When I finally chanced upon a design I liked, I downloaded it. Most templates come in a zip form and may include a CSS style file, along with any associated image files. CSS can be a little daunting. Essentially, it makes things in the HTML more streamlined. Gives definition to your coding. Don’t be afraid of it! It might look scary, but it’s actually fairly intuitive, once you figure out what parts need to change (if any). And, best of all, CSS is just a simple text file that you can edit right in Notepad.

You’ll want to open the index file with your software. This should allow you to see the working template. Now, you just have to go in and fill in the blanks, or in most cases, replace the filler text with what you really want on the page. HTML can look like a bunch of gobbledy gook, but Kompozer actually lets you highlight an item on the preview tab, then show you that code in the HTML. Very handy when you’re unsure of what you’re doing.

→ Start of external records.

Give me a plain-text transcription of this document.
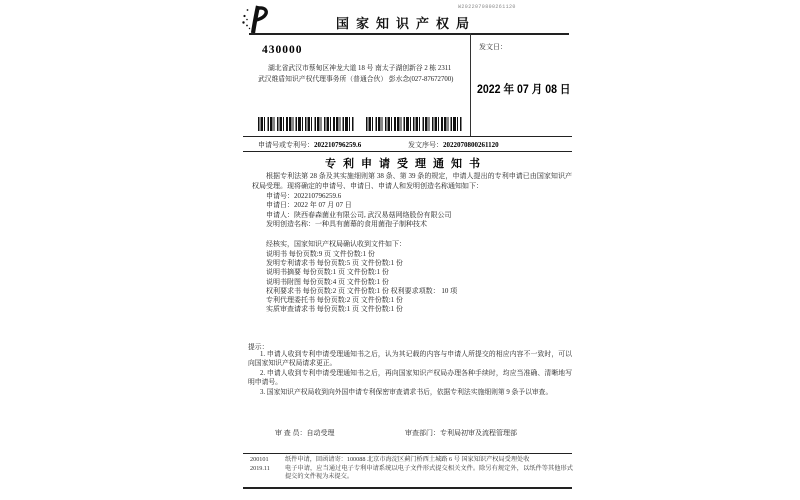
国家知识产权局
W2022070800261120
430000
湖北省武汉市蔡甸区神龙大道 18 号 南太子湖创新谷 2 栋 2311
武汉维盾知识产权代理事务所（普通合伙） 彭水念(027-87672700)
发文日：
2022 年 07 月 08 日
申请号或专利号：202210796259.6	发文序号：2022070800261120
专利申请受理通知书
根据专利法第 28 条及其实施细则第 38 条、第 39 条的规定，申请人提出的专利申请已由国家知识产权局受理。现将确定的申请号、申请日、申请人和发明创造名称通知如下：
申请号：202210796259.6
申请日：2022 年 07 月 07 日
申请人：陕西春森菌业有限公司, 武汉易菇网络股份有限公司
发明创造名称：一种具有菌幕的食用菌孢子制种技术
经核实，国家知识产权局确认收到文件如下：
说明书 每份页数:9 页 文件份数:1 份
发明专利请求书 每份页数:5 页 文件份数:1 份
说明书摘要 每份页数:1 页 文件份数:1 份
说明书附图 每份页数:4 页 文件份数:1 份
权利要求书 每份页数:2 页 文件份数:1 份 权利要求项数： 10 项
专利代理委托书 每份页数:2 页 文件份数:1 份
实质审查请求书 每份页数:1 页 文件份数:1 份
提示：
1. 申请人收到专利申请受理通知书之后，认为其记载的内容与申请人所提交的相应内容不一致时，可以向国家知识产权局请求更正。
2. 申请人收到专利申请受理通知书之后，再向国家知识产权局办理各种手续时，均应当准确、清晰地写明申请号。
3. 国家知识产权局收到向外国申请专利保密审查请求书后，依据专利法实施细则第 9 条予以审查。
审 查 员：自动受理	审查部门：专利局初审及流程管理部
200101
2019.11
纸件申请，回函请寄：100088 北京市海淀区蓟门桥西土城路 6 号 国家知识产权局受理处收
电子申请，应当通过电子专利申请系统以电子文件形式提交相关文件。除另有规定外，以纸件等其他形式提交的文件视为未提交。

Though I’m sure there are plenty of websites that will ramble on about how to properly code a web page, I found that the best way to do it is trial and error. Always keep a copy of your original files, in case you mess up. But, play around a little. You’ll be surprised at just how easy it can be with these newer programming tools. That being said, if you type in how do I insert an image into my web page into Google, I’m sure you’ll find plenty of help

As for hosting your page, there are plenty of sites out there (again, just type in web site hosting to Google and I’m sure you’ll get a bunch of hits). One in particular does plenty of advertising without my mentioning it here. Their CEO recently decided to hunt and kill an elephant in Africa. Yeah, not exactly the kind of guy I can get behind. There are plenty of services out there. If you’re looking for relatively cheap domain registration (if, like me, you have server space already available), I suggest 1&1. They charge nothing to register the domain itself, and only a nominal yearly fee to maintain the registration (presently $4.99/yr). That shouldn't break anyone's bank account.

Overall, building a web site shouldn’t drive you crazy. As much as I believe it’s a must, things are changing every day. I don’t believe they are so important that you have to invest hundreds of dollars or hours of your time. It’s important to have the platform, but when it comes down to it, people are going to come for your writing, not because you’ve got a flashy web site. The aim should be to make it a functional and helpful tool for readers to discover more about you and your writing. I'm hoping to have mine wrapped up soon (if www.andyrane.com works, then I've finished!).